Installed the latest version of tensorboard_plugin_profile: tensorboard_plugin_profile-2.5.0-py3-none-any.whl
Any fix or debugging tips would be greatly appreciated. Thank you.
Any input on this? We are setting up tensorboard in a large-scale k8s deployment (>1000 pods), and so being able to store event logs in GCS is crucial for enabling this.
I can reproduce the issue locally in docker with latest serving and tensorflow images and Tensorboard 2.7.0, and am happy to send my docker files it if helps. A local docker container runs tensorboard specifying a log directory in GCS. Tried running tensorboard both with and without the --load_fast
option enabled, but still nothing appears in the Profile page (or any another page), after a profile capture.
Below is a list of files in GCS produced after a profiling run. Noticed a profile-empty file in the list:
gs://[...]/tensorboard/events.out.tfevents.1643293809.9c7022a74960.profile-empty
gs://[...]/tensorboard/plugins/profile/2022_01_27_14_30_08/tfserving_8500.xplane.pb
The file sizes are: events.out.tfevents.1643293809.9c7022a74960.profile-empty: 40B tfserving_8500.xplane.pb: 8.8MB
Here is the output of tensorboard inspect. Strangely, there are tags but no stats shown for each tag:
Found event files in:
gs://etsy-recsys-ml-dev-data-nxsn/user/dkondo/tensorboard
These tags are in gs://etsy-recsys-ml-dev-data-nxsn/user/dkondo/tensorboard:
audio -
histograms -
images -
scalars -
tensor -
======================================================================
Event statistics for gs://etsy-recsys-ml-dev-data-nxsn/user/dkondo/tensorboard:
audio -
graph -
histograms -
images -
scalars -
sessionlog:checkpoint -
sessionlog:start -
sessionlog:stop -
tensor -
The docker container has access to the GCS bucket. I verified this by exec'ing into the container and using gsutil to list and read files in the bucket. Also, tensorboard inspect works in the bucket.
If I start a separate tensorboard instance from the command line from my laptop pointing to the same gcs bucket as so:
tensorboard --logdir gs://[...]/tensorboard --port 6007 --load_fast false
the profile results appear [after a log reload, clicked in the upper right hand corner of the UI].
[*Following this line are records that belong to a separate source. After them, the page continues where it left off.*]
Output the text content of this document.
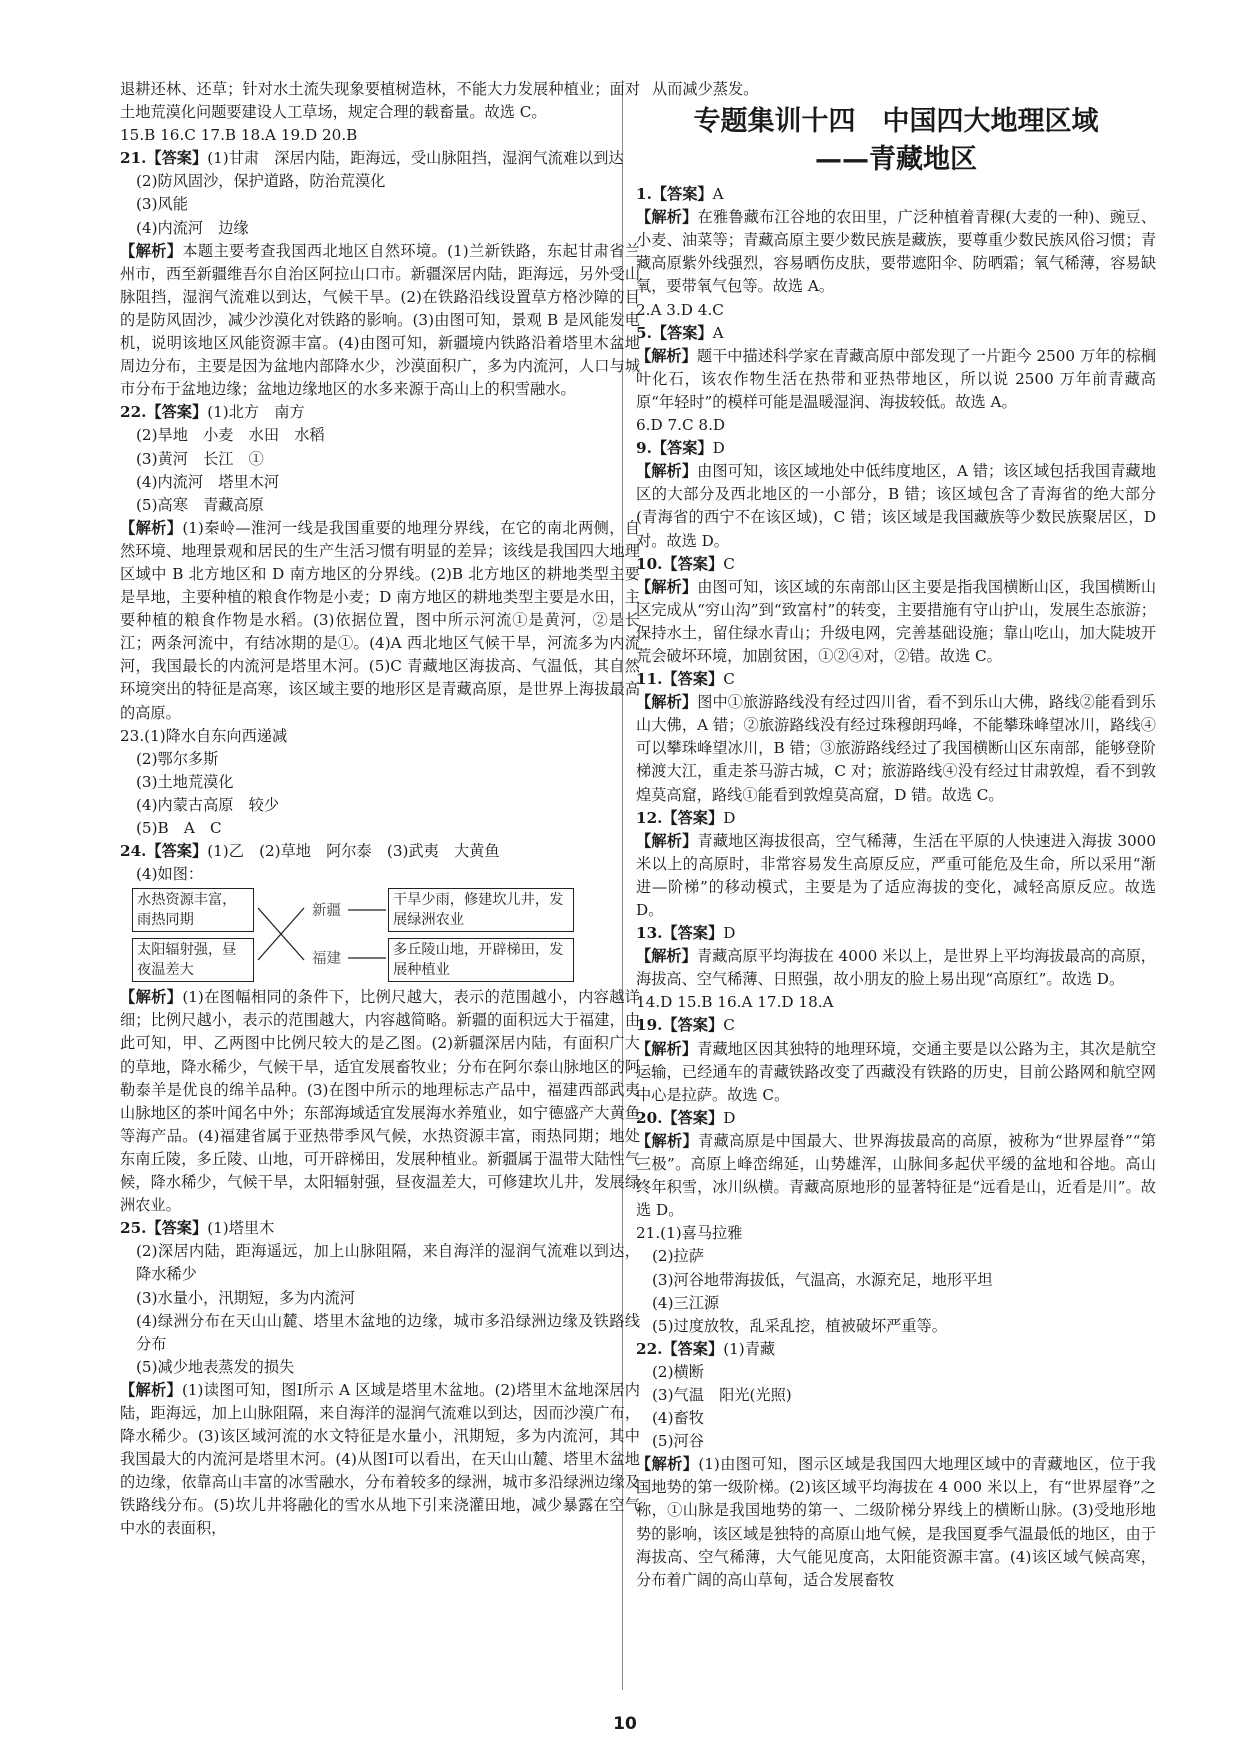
退耕还林、还草；针对水土流失现象要植树造林，不能大力发展种植业；面对土地荒漠化问题要建设人工草场，规定合理的载畜量。故选 C。

15.B 16.C 17.B 18.A 19.D 20.B

21.【答案】(1)甘肃　深居内陆，距海远，受山脉阻挡，湿润气流难以到达

(2)防风固沙，保护道路，防治荒漠化

(3)风能

(4)内流河　边缘

【解析】本题主要考查我国西北地区自然环境。(1)兰新铁路，东起甘肃省兰州市，西至新疆维吾尔自治区阿拉山口市。新疆深居内陆，距海远，另外受山脉阻挡，湿润气流难以到达，气候干旱。(2)在铁路沿线设置草方格沙障的目的是防风固沙，减少沙漠化对铁路的影响。(3)由图可知，景观 B 是风能发电机，说明该地区风能资源丰富。(4)由图可知，新疆境内铁路沿着塔里木盆地周边分布，主要是因为盆地内部降水少，沙漠面积广，多为内流河，人口与城市分布于盆地边缘；盆地边缘地区的水多来源于高山上的积雪融水。

22.【答案】(1)北方　南方

(2)旱地　小麦　水田　水稻

(3)黄河　长江　①

(4)内流河　塔里木河

(5)高寒　青藏高原

【解析】(1)秦岭—淮河一线是我国重要的地理分界线，在它的南北两侧，自然环境、地理景观和居民的生产生活习惯有明显的差异；该线是我国四大地理区域中 B 北方地区和 D 南方地区的分界线。(2)B 北方地区的耕地类型主要是旱地，主要种植的粮食作物是小麦；D 南方地区的耕地类型主要是水田，主要种植的粮食作物是水稻。(3)依据位置，图中所示河流①是黄河，②是长江；两条河流中，有结冰期的是①。(4)A 西北地区气候干旱，河流多为内流河，我国最长的内流河是塔里木河。(5)C 青藏地区海拔高、气温低，其自然环境突出的特征是高寒，该区域主要的地形区是青藏高原，是世界上海拔最高的高原。

23.(1)降水自东向西递减

(2)鄂尔多斯

(3)土地荒漠化

(4)内蒙古高原　较少

(5)B　A　C

24.【答案】(1)乙　(2)草地　阿尔泰　(3)武夷　大黄鱼

(4)如图：

水热资源丰富，雨热同期
太阳辐射强，昼夜温差大
新疆
福建
干旱少雨，修建坎儿井，发展绿洲农业
多丘陵山地，开辟梯田，发展种植业

【解析】(1)在图幅相同的条件下，比例尺越大，表示的范围越小，内容越详细；比例尺越小，表示的范围越大，内容越简略。新疆的面积远大于福建，由此可知，甲、乙两图中比例尺较大的是乙图。(2)新疆深居内陆，有面积广大的草地，降水稀少，气候干旱，适宜发展畜牧业；分布在阿尔泰山脉地区的阿勒泰羊是优良的绵羊品种。(3)在图中所示的地理标志产品中，福建西部武夷山脉地区的茶叶闻名中外；东部海域适宜发展海水养殖业，如宁德盛产大黄鱼等海产品。(4)福建省属于亚热带季风气候，水热资源丰富，雨热同期；地处东南丘陵，多丘陵、山地，可开辟梯田，发展种植业。新疆属于温带大陆性气候，降水稀少，气候干旱，太阳辐射强，昼夜温差大，可修建坎儿井，发展绿洲农业。

25.【答案】(1)塔里木

(2)深居内陆，距海遥远，加上山脉阻隔，来自海洋的湿润气流难以到达，降水稀少

(3)水量小，汛期短，多为内流河

(4)绿洲分布在天山山麓、塔里木盆地的边缘，城市多沿绿洲边缘及铁路线分布

(5)减少地表蒸发的损失

【解析】(1)读图可知，图Ⅰ所示 A 区域是塔里木盆地。(2)塔里木盆地深居内陆，距海远，加上山脉阻隔，来自海洋的湿润气流难以到达，因而沙漠广布，降水稀少。(3)该区域河流的水文特征是水量小，汛期短，多为内流河，其中我国最大的内流河是塔里木河。(4)从图Ⅰ可以看出，在天山山麓、塔里木盆地的边缘，依靠高山丰富的冰雪融水，分布着较多的绿洲，城市多沿绿洲边缘及铁路线分布。(5)坎儿井将融化的雪水从地下引来浇灌田地，减少暴露在空气中水的表面积，

从而减少蒸发。

专题集训十四　中国四大地理区域
——青藏地区

1.【答案】A

【解析】在雅鲁藏布江谷地的农田里，广泛种植着青稞(大麦的一种)、豌豆、小麦、油菜等；青藏高原主要少数民族是藏族，要尊重少数民族风俗习惯；青藏高原紫外线强烈，容易晒伤皮肤，要带遮阳伞、防晒霜；氧气稀薄，容易缺氧，要带氧气包等。故选 A。

2.A 3.D 4.C

5.【答案】A

【解析】题干中描述科学家在青藏高原中部发现了一片距今 2500 万年的棕榈叶化石，该农作物生活在热带和亚热带地区，所以说 2500 万年前青藏高原“年轻时”的模样可能是温暖湿润、海拔较低。故选 A。

6.D 7.C 8.D

9.【答案】D

【解析】由图可知，该区域地处中低纬度地区，A 错；该区域包括我国青藏地区的大部分及西北地区的一小部分，B 错；该区域包含了青海省的绝大部分(青海省的西宁不在该区域)，C 错；该区域是我国藏族等少数民族聚居区，D 对。故选 D。

10.【答案】C

【解析】由图可知，该区域的东南部山区主要是指我国横断山区，我国横断山区完成从“穷山沟”到“致富村”的转变，主要措施有守山护山，发展生态旅游；保持水土，留住绿水青山；升级电网，完善基础设施；靠山吃山，加大陡坡开荒会破坏环境，加剧贫困，①②④对，②错。故选 C。

11.【答案】C

【解析】图中①旅游路线没有经过四川省，看不到乐山大佛，路线②能看到乐山大佛，A 错；②旅游路线没有经过珠穆朗玛峰，不能攀珠峰望冰川，路线④可以攀珠峰望冰川，B 错；③旅游路线经过了我国横断山区东南部，能够登阶梯渡大江，重走茶马游古城，C 对；旅游路线④没有经过甘肃敦煌，看不到敦煌莫高窟，路线①能看到敦煌莫高窟，D 错。故选 C。

12.【答案】D

【解析】青藏地区海拔很高，空气稀薄，生活在平原的人快速进入海拔 3000 米以上的高原时，非常容易发生高原反应，严重可能危及生命，所以采用“渐进—阶梯”的移动模式，主要是为了适应海拔的变化，减轻高原反应。故选 D。

13.【答案】D

【解析】青藏高原平均海拔在 4000 米以上，是世界上平均海拔最高的高原，海拔高、空气稀薄、日照强，故小朋友的脸上易出现“高原红”。故选 D。

14.D 15.B 16.A 17.D 18.A

19.【答案】C

【解析】青藏地区因其独特的地理环境，交通主要是以公路为主，其次是航空运输，已经通车的青藏铁路改变了西藏没有铁路的历史，目前公路网和航空网中心是拉萨。故选 C。

20.【答案】D

【解析】青藏高原是中国最大、世界海拔最高的高原，被称为“世界屋脊”“第三极”。高原上峰峦绵延，山势雄浑，山脉间多起伏平缓的盆地和谷地。高山终年积雪，冰川纵横。青藏高原地形的显著特征是“远看是山，近看是川”。故选 D。

21.(1)喜马拉雅

(2)拉萨

(3)河谷地带海拔低，气温高，水源充足，地形平坦

(4)三江源

(5)过度放牧，乱采乱挖，植被破坏严重等。

22.【答案】(1)青藏

(2)横断

(3)气温　阳光(光照)

(4)畜牧

(5)河谷

【解析】(1)由图可知，图示区域是我国四大地理区域中的青藏地区，位于我国地势的第一级阶梯。(2)该区域平均海拔在 4 000 米以上，有“世界屋脊”之称，①山脉是我国地势的第一、二级阶梯分界线上的横断山脉。(3)受地形地势的影响，该区域是独特的高原山地气候，是我国夏季气温最低的地区，由于海拔高、空气稀薄，大气能见度高，太阳能资源丰富。(4)该区域气候高寒，分布着广阔的高山草甸，适合发展畜牧

10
I found that the issue specifically occurs with tensorboard-plugin-profile==2.5.0 with tensorboard 2.4.1 and 2.7.0 (and possibly other versions), but does not occur with version tensorboard-plugin-profile==2.4.0.
I'm running the keras profing notebook on colab and all works fine. Then I add a cell for logging into gcloud
and amend logging path to a gcs path:
and most of the times it works fine, but a few time I've got the "No profile data was found." page when browsing into tensorboard, even after refreshing.
Then I launch a tensorboard session in my local machine with logdir the gcs path:
and I always get the "No profile data was found." page when browsing into tensorboard, even after refreshing.
Finally I download the logging data from gcs bucket into a directory in my local machine and I start tensorboard with logdir my local path and it always shows the profile data.
Similar to #330 , but not quite like.
tensorboard 2.7.0, tensorboard_profiler_plugin 2.5.0